Consumers can open and manage GoBank accounts on Apple and Android mobile devices and fund them through direct deposit, mobile remote deposit capture, or depositing money at Wal-Mart locations and locations of retail partners that Green Dot hasn’t yet disclosed. Or, they can make deposits through debit-card-based funds transfers into Green Dot Bank.

Customers don’t get paper checks. Instead, they pay bills through Fiserv Inc.’s CheckFree bill-pay platform. If a merchant doesn’t accept electronic bill payment, the Fiserv system will cut and mail a paper check based on information the customer provides through the app, says Green Dot chief executive Steve Streit.

Further, customers can make surcharge-free cash withdrawals at more that 40,000 ATMs managed by Cardtronics Inc. or in U.S. Bancorp’s MoneyPass network. GoBank users, however, can’t make ATM deposits.

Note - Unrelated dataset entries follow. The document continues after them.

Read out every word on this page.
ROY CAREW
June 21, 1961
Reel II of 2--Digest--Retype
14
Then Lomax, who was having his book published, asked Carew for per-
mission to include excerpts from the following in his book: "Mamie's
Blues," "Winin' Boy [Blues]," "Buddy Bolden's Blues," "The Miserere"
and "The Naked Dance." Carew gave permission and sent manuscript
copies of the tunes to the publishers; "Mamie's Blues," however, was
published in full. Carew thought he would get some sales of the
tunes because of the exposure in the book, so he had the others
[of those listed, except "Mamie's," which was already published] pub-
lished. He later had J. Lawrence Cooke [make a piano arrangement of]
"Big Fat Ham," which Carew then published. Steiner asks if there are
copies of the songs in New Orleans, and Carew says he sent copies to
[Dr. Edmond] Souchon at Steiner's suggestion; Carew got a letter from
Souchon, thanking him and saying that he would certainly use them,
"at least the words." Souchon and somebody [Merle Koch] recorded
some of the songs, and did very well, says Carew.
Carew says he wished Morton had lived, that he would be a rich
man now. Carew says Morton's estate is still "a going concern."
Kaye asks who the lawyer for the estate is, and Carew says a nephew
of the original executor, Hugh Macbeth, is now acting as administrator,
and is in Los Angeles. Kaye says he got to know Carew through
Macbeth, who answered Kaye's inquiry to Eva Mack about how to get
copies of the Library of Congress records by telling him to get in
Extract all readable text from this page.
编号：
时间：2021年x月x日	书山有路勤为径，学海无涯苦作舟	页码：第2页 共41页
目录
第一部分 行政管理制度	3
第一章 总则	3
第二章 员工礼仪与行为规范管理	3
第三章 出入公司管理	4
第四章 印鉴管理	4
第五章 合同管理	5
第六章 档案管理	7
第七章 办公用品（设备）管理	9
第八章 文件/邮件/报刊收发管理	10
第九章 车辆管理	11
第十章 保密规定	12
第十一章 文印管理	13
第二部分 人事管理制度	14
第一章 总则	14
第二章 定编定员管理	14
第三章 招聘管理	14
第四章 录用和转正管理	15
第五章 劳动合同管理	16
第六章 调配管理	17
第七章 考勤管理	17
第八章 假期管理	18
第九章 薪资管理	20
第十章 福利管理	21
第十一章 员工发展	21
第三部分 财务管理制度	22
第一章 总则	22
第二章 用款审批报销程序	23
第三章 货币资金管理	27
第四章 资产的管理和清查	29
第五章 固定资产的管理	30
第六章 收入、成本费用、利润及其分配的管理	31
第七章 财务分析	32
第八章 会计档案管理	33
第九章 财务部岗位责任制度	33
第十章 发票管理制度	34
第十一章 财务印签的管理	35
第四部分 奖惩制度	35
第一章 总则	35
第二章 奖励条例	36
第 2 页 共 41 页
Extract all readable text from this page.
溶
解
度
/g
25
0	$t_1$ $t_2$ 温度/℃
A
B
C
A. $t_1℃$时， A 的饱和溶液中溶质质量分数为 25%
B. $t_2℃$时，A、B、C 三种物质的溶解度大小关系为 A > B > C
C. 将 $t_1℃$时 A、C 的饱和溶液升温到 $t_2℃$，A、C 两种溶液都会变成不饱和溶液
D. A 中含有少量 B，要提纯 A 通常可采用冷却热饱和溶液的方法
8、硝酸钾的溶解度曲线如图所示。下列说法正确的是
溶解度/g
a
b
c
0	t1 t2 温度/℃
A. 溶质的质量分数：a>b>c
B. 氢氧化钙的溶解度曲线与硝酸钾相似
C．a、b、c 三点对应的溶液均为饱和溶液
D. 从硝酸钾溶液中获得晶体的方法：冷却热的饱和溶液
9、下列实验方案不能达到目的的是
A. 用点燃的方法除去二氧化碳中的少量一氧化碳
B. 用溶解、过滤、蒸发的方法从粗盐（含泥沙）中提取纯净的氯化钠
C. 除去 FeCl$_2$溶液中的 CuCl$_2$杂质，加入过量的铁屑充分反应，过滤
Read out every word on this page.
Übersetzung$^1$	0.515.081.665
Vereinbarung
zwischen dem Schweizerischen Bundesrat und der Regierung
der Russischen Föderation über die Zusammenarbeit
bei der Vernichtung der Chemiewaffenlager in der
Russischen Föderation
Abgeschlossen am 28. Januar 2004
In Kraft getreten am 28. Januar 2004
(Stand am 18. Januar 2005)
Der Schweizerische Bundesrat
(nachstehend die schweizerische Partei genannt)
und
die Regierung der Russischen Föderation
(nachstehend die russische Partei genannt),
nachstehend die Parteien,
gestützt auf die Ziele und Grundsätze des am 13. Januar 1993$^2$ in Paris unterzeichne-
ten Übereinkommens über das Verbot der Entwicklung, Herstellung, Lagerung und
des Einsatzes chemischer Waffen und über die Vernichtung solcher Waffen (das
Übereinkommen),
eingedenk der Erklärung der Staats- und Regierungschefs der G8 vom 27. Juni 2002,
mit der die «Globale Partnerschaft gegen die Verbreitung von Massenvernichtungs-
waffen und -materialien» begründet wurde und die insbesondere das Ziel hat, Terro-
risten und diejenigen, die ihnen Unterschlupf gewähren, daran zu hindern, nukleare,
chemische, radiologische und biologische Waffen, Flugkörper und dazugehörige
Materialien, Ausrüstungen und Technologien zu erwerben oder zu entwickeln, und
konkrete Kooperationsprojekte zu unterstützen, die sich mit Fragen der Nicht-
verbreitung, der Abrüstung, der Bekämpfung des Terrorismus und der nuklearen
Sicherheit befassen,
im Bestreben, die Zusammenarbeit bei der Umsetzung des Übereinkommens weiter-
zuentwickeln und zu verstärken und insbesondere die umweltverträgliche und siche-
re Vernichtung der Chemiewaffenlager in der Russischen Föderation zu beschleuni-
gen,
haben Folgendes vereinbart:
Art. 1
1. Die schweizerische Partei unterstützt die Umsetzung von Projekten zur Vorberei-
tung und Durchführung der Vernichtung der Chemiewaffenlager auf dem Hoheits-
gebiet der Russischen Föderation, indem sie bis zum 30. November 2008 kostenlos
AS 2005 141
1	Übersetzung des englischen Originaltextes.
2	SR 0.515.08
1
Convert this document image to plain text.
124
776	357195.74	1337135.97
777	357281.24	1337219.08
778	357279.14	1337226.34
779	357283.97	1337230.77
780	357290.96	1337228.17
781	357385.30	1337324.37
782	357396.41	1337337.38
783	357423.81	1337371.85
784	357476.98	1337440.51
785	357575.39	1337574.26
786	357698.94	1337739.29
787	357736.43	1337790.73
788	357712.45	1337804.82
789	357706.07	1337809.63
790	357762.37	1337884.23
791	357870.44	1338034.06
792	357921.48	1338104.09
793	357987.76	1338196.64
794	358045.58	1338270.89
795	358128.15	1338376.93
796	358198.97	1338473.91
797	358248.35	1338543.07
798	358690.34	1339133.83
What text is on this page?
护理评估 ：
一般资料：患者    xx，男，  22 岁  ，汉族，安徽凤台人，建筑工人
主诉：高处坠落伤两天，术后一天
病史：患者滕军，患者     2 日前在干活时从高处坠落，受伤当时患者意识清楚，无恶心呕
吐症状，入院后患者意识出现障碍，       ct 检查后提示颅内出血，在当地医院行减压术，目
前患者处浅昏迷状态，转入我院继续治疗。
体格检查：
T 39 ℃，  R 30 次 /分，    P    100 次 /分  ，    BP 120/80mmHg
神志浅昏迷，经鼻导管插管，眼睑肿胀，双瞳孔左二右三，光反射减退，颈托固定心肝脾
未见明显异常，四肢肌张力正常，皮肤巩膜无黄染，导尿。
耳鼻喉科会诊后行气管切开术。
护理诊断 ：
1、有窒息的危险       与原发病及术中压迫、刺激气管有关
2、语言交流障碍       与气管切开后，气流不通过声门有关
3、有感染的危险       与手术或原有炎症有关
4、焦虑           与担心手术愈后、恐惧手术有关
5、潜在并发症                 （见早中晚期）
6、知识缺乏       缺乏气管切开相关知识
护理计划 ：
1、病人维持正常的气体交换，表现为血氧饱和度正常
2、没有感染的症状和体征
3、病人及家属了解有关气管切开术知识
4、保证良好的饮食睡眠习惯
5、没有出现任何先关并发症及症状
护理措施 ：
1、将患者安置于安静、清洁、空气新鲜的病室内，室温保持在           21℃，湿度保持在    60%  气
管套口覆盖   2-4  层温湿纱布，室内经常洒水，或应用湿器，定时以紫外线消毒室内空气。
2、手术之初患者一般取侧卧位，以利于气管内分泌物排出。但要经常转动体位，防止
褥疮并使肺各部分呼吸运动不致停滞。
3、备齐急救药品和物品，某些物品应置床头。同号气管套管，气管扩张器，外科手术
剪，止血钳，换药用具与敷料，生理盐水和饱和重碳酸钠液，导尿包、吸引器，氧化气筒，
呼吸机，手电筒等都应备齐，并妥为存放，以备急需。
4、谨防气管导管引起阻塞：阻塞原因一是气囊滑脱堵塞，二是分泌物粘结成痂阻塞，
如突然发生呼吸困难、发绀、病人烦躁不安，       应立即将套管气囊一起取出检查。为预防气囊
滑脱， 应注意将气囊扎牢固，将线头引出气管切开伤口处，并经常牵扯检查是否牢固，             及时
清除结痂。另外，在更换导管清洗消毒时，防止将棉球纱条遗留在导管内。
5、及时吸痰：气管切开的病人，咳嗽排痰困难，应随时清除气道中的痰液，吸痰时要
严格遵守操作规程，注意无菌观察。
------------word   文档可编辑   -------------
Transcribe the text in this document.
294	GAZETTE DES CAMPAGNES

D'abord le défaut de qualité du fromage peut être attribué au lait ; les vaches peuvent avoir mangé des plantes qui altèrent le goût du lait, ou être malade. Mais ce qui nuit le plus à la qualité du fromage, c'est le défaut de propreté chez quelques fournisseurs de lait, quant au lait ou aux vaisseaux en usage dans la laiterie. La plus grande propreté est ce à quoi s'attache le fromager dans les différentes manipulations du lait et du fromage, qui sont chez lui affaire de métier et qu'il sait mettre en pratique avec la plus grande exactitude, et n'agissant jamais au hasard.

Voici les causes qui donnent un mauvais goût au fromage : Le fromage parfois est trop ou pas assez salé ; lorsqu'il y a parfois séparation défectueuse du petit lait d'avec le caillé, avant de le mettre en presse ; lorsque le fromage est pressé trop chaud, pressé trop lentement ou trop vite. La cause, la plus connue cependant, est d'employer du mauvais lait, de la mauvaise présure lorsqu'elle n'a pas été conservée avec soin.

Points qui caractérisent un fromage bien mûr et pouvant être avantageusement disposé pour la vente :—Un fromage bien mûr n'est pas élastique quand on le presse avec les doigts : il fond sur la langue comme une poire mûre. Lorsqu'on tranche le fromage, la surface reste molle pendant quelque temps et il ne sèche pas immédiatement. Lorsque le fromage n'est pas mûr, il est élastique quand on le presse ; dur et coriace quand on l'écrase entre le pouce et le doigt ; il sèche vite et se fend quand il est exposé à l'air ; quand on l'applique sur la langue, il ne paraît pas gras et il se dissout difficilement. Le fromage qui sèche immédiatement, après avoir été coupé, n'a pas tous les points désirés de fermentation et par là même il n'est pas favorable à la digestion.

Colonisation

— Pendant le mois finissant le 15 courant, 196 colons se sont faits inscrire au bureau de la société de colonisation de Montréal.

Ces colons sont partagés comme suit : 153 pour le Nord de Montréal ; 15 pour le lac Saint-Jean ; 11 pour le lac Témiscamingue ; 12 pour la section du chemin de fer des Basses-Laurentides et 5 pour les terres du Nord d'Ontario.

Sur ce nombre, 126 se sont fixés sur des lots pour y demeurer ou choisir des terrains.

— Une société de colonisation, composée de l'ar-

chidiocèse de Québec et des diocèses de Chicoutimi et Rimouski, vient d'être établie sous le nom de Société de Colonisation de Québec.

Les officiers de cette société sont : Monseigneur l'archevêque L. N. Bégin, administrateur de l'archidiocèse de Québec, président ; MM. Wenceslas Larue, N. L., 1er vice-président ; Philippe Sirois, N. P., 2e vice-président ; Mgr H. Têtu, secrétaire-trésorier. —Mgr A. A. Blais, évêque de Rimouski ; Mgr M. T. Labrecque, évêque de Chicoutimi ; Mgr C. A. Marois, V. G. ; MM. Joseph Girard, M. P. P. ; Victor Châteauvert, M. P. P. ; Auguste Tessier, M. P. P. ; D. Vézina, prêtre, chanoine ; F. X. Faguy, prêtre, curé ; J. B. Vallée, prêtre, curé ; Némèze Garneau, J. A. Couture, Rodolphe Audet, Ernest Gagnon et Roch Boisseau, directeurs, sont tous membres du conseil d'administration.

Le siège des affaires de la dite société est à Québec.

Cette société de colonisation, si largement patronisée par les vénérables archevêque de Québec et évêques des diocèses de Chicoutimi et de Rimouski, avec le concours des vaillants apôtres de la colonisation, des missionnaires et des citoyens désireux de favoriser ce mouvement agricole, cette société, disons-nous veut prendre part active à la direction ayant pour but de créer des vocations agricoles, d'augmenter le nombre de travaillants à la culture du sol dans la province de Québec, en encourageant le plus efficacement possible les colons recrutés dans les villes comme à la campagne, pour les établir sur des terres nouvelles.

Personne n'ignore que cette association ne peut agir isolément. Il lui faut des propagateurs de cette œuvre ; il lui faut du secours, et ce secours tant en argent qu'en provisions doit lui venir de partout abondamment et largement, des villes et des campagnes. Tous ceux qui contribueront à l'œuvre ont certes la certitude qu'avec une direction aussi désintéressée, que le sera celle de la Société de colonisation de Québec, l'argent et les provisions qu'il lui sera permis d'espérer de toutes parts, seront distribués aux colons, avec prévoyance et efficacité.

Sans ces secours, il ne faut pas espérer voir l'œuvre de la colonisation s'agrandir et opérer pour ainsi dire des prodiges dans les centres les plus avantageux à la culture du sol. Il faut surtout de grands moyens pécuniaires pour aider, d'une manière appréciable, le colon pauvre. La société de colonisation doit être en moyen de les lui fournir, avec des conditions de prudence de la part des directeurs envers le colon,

Developed in large part by the staff of Loopt, a geolocation technology company that Green Dot bought last year, GoBank has a number of differentiating features. For example, the app displays the account balance when the customer moves an on-screen slider, without requiring a login.

The app also has budgeting features, including a savings-account-like place for customers to park longer-term money, and a “Fortune Teller” that gives the user a recommendation on whether a planned purchase is affordable. GoBank also provides person-to-person payments.

Like the Bluebird card, GoBank paints itself as a consumer-friendly alternative to fee-hungry big banks by charging only a few, low fees. “We didn’t design trouble into the bank,” Streit said at GoBank’s launch event.

In fact, while the account is advertised as free, Green Dot is inviting customers to voluntarily pay a monthly fee of their choice, up to $9. Based on what consumers in Green Dot’s test groups said, Streit expects some actually will pay. “We think so, people say they will,” he tells Digital Transactions. “It [the app] was so neat and interesting … why wouldn’t you pay?”

Green Dot’s stock rose 4% on the day of GoBank’s launch after taking a beating over the preceding months. The company’s shares had slumped when AmEx and Wal-Mart announced Bluebird, which many observers thought might encroach on the Green Dot-managed Walmart MoneyCard, a popular general-purpose reloadable prepaid card. The huge retailer accounts for more than 60% of Green Dot’s revenues.

Streit says GoBank and Bluebird are “different offerings.” But he notes that GoBank accounts come from a bank, and customers are protected by federal deposit insurance and can receive federal payments such as tax refunds by direct deposit. Bluebird, by contrast, is issued by a non-bank AmEx subsidiary, Travel Related Services, and thus is not federally insured and can’t receive federal deposits, he says.

Ben Jackson, a senior analyst at Mercator Advisory Group Inc., doesn’t think GoBank “is a Bluebird killer, but it may smash a few Bluebird eggs” by capturing some customers who might otherwise take a Bluebird card. And he says the budgeting aspect is unique.

“That may be attractive because it helps users manage their spending,” Jackson says by e-mail. “Of course, that lowers the risk of overdrafts, which is a positive thing for Green Dot as well as its customers. But this piece could be very attractive to people who are, as Steve Streit said, trying to manage their cash flow as opposed to a more complex budget.”

Streit says Green Dot initially will limit GoBank accounts to 5,000 to 10,000 customers, but he expects a national rollout in a few months.